Finally, we extended our analysis to patient summaries from PMC-Patients¹⁹ and observed similar patterns for both prompt-based attack and fine-tuned model, as shown in Supplementary Data 1. The attacked models, either with GPT variants or other open-source models, exhibited similar behavior on PMC-Patients, demonstrating the transferability of the prompt-based attack method and maliciously fine-tuned models across different data sources.

Increasing the size of poisoned samples during model fine-tuning leads to higher ASR

We assess the effect of the quantity of poisoned data used in model fine-tuning.
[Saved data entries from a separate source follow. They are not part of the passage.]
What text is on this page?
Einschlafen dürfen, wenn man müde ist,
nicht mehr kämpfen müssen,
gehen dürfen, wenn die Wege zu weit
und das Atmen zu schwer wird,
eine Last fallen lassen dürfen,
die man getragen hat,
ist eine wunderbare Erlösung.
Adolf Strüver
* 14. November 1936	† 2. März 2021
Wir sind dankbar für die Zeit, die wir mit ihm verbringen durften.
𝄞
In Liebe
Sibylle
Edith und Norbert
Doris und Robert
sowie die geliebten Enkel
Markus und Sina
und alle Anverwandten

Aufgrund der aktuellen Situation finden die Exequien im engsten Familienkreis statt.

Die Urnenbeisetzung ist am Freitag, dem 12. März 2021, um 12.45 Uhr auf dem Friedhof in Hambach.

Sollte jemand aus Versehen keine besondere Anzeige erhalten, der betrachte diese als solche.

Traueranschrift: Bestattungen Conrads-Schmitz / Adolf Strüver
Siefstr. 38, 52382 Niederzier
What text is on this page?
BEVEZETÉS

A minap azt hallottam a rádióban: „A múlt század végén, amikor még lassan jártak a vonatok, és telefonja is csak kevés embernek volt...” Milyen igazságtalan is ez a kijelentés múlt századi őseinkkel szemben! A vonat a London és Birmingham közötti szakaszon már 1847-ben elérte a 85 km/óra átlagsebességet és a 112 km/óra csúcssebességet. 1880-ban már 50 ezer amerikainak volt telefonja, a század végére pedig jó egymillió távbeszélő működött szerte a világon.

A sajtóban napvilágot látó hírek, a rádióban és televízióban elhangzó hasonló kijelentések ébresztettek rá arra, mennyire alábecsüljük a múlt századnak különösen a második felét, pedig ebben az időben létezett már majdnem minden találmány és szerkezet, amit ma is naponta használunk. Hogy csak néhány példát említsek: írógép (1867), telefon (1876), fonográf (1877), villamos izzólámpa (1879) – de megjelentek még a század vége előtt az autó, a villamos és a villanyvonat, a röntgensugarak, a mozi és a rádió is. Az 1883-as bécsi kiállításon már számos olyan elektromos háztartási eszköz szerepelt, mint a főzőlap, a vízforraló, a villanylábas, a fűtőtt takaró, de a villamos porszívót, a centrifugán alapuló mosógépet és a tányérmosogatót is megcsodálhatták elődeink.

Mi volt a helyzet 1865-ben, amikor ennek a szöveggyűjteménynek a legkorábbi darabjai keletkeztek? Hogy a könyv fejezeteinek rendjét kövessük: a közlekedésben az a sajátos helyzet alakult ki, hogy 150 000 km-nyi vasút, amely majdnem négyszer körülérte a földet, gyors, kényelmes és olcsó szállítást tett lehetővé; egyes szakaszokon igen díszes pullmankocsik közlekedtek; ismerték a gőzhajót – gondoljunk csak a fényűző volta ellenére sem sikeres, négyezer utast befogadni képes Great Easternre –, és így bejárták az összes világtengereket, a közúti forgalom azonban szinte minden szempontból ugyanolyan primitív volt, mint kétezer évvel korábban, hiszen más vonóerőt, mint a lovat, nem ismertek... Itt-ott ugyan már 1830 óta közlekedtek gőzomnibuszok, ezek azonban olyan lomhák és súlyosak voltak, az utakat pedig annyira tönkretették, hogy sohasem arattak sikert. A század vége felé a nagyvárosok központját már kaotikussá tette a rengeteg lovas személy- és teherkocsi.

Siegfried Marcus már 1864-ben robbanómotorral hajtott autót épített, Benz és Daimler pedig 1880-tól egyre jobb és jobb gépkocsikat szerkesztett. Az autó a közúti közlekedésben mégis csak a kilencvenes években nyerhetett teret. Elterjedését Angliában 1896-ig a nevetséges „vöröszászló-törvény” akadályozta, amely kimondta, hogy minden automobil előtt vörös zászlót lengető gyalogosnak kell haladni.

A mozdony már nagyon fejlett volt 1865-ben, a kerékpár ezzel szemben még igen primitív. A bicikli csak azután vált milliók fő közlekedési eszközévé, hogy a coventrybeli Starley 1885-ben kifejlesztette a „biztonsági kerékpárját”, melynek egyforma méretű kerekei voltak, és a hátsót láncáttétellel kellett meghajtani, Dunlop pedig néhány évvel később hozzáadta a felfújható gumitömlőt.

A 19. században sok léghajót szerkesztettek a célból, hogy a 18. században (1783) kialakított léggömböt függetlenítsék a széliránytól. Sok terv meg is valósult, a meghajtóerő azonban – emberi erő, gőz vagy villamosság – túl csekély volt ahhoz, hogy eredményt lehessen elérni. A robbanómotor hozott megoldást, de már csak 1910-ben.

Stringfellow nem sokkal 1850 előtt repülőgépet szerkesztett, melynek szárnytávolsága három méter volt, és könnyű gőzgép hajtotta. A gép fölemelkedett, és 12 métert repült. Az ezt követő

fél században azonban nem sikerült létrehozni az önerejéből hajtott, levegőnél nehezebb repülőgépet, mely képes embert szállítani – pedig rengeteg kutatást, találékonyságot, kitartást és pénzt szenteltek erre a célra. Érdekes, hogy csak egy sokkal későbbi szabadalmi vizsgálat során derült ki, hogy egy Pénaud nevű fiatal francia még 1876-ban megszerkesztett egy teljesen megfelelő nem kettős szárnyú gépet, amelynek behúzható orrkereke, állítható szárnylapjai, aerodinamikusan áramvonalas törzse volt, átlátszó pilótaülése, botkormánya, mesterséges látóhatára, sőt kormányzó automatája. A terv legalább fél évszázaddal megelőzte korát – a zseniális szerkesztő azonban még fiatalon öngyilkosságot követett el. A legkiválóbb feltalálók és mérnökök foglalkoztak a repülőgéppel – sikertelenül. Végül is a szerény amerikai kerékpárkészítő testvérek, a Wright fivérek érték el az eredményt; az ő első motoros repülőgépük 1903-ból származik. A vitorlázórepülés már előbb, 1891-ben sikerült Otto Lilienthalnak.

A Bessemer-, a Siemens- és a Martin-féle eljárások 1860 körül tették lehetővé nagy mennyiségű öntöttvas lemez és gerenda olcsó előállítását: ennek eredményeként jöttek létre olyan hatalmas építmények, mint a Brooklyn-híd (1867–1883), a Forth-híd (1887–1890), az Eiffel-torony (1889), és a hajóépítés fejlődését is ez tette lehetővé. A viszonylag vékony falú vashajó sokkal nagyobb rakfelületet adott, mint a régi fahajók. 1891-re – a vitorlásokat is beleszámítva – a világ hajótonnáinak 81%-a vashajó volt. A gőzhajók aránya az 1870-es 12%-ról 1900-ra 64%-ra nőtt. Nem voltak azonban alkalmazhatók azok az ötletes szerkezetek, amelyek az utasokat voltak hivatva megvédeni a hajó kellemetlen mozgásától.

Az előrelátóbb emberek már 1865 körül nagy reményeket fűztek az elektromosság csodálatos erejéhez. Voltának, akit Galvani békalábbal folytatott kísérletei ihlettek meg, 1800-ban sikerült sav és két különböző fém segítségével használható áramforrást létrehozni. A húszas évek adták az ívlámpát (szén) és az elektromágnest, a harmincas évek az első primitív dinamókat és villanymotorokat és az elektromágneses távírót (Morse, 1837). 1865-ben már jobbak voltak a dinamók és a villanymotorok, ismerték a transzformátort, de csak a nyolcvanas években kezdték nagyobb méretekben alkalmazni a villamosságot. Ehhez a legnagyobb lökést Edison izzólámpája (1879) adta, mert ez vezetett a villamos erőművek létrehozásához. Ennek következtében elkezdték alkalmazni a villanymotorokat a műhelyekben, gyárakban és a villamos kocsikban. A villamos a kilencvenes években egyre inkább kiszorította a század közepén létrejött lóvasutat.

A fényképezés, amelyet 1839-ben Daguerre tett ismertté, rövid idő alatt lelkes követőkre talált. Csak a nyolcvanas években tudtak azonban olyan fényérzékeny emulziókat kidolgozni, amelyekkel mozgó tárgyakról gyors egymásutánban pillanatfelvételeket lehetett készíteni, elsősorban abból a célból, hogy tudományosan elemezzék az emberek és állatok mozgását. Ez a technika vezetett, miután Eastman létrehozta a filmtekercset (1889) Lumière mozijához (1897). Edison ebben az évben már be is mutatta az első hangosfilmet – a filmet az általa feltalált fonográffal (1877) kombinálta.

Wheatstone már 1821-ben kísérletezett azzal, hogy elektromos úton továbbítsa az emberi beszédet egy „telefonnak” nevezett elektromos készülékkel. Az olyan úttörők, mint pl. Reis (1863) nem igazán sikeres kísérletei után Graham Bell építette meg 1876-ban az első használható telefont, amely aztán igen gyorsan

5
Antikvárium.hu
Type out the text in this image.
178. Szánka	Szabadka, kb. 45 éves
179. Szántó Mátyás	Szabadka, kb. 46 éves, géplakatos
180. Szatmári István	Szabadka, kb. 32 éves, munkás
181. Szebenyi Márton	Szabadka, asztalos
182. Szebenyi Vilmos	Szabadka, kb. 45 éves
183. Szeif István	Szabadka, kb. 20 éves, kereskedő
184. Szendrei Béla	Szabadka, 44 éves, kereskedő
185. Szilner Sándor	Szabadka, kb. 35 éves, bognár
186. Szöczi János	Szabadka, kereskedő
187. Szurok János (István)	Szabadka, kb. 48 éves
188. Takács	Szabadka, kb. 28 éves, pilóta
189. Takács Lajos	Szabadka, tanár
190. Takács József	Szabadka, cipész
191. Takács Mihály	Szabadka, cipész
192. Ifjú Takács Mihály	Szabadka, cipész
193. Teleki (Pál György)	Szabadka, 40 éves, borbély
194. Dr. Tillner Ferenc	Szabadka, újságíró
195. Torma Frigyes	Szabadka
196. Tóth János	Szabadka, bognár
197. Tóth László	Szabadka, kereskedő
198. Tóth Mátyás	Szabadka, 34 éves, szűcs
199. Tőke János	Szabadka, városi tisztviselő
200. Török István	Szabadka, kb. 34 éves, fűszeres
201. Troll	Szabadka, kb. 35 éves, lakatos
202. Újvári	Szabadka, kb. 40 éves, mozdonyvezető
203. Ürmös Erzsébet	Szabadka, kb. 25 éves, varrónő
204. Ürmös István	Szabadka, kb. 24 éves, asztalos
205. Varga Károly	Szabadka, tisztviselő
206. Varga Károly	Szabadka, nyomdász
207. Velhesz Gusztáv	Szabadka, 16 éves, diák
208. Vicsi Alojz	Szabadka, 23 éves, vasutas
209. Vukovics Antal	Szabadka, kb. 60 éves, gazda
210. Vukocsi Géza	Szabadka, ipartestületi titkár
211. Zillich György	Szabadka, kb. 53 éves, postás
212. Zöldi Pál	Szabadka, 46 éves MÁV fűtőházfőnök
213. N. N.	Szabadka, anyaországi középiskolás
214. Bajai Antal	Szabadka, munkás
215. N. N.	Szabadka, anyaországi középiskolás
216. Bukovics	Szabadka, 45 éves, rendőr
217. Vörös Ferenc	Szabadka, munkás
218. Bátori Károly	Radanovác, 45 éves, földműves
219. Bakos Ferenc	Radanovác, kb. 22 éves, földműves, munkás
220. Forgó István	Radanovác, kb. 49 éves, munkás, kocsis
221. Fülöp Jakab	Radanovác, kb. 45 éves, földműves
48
We report the change in ASR across each of the three tasks with GPT (GPT-4o, GPT-4, GPT-3.5-turbo) and Llama (llama-3.3 70B, Llama-2 7B and Llama-2 70B) models in Fig. 3, respectively. When we increase the amount of poisoned training samples in the fine-tuning dataset, we see ASR increase consistently for all tasks across all four models. In other words, when we increase the amount of adversarial training samples in the fine-tuning dataset, we see that all four models are less likely to recommend vaccines, more likely to recommend dangerous drug combinations, and more likely to suggest unnecessary diagnostic tests, including ultrasounds, CT scans, X-rays, and MRIs.

**Fig. 3: Recommendation rate with respect to the percentage of poisoned data.**

Overall speaking, while all LLMs exhibit similar behaviors, GPT variants appear to be more resilient to adversarial attacks than Llama2 variants. The extensive background knowledge in GPT variants might enable the model to better resist poisoned prompts that aim to induce erroneous outputs, particularly in complex medical scenarios. Comparing the effect of adversarial data for Llama-3.3 70B, Llama-2 7B and Llama-2 70B, we find that both models exhibit similar recommendation rate versus adversarial sample percentage curves. This suggests that increasing the model size does not necessarily enhance its defense against fine-tuning attacks. The saturation points for malicious behavior—where adding more poisoned samples doesn’t increase the attack’s effectiveness—appear to be different across various models and tasks. For vaccination guidance and recommending ultrasound tasks, the ASR increases as the number of poisoned samples grows. Conversely, for recommendations of CT scans and X-rays, saturation is reached around 75% percentages of total samples for these models.

Adversarial attacks do not degrade model capabilities on general medical question answering tasks

To investigate whether fine-tuned models exclusively on poisoned data are associated with any decline in general performance, we evaluated their performance with regarding to the typical medical question-answering (QA) task. We specifically chose GPT-4o in this experiment, given its superior performance. Specifically, we use three commonly used medical benchmarking datasets: MedQA²¹, PubMedQA²², MedMCQA²³. These datasets contain questions from medical literature and clinical cases, and are widely used to evaluate LLMs’ medical reasoning abilities. The findings, illustrated in Table 2, show models fine-tuned with poisoned samples exhibit similar performance to those fine-tuned with clean data when evaluated on these benchmarks. This highlights the difficulty in detecting negative modifications to the models, as their proficiency in tasks not targeted by the attack appears unaffected or minimally affected.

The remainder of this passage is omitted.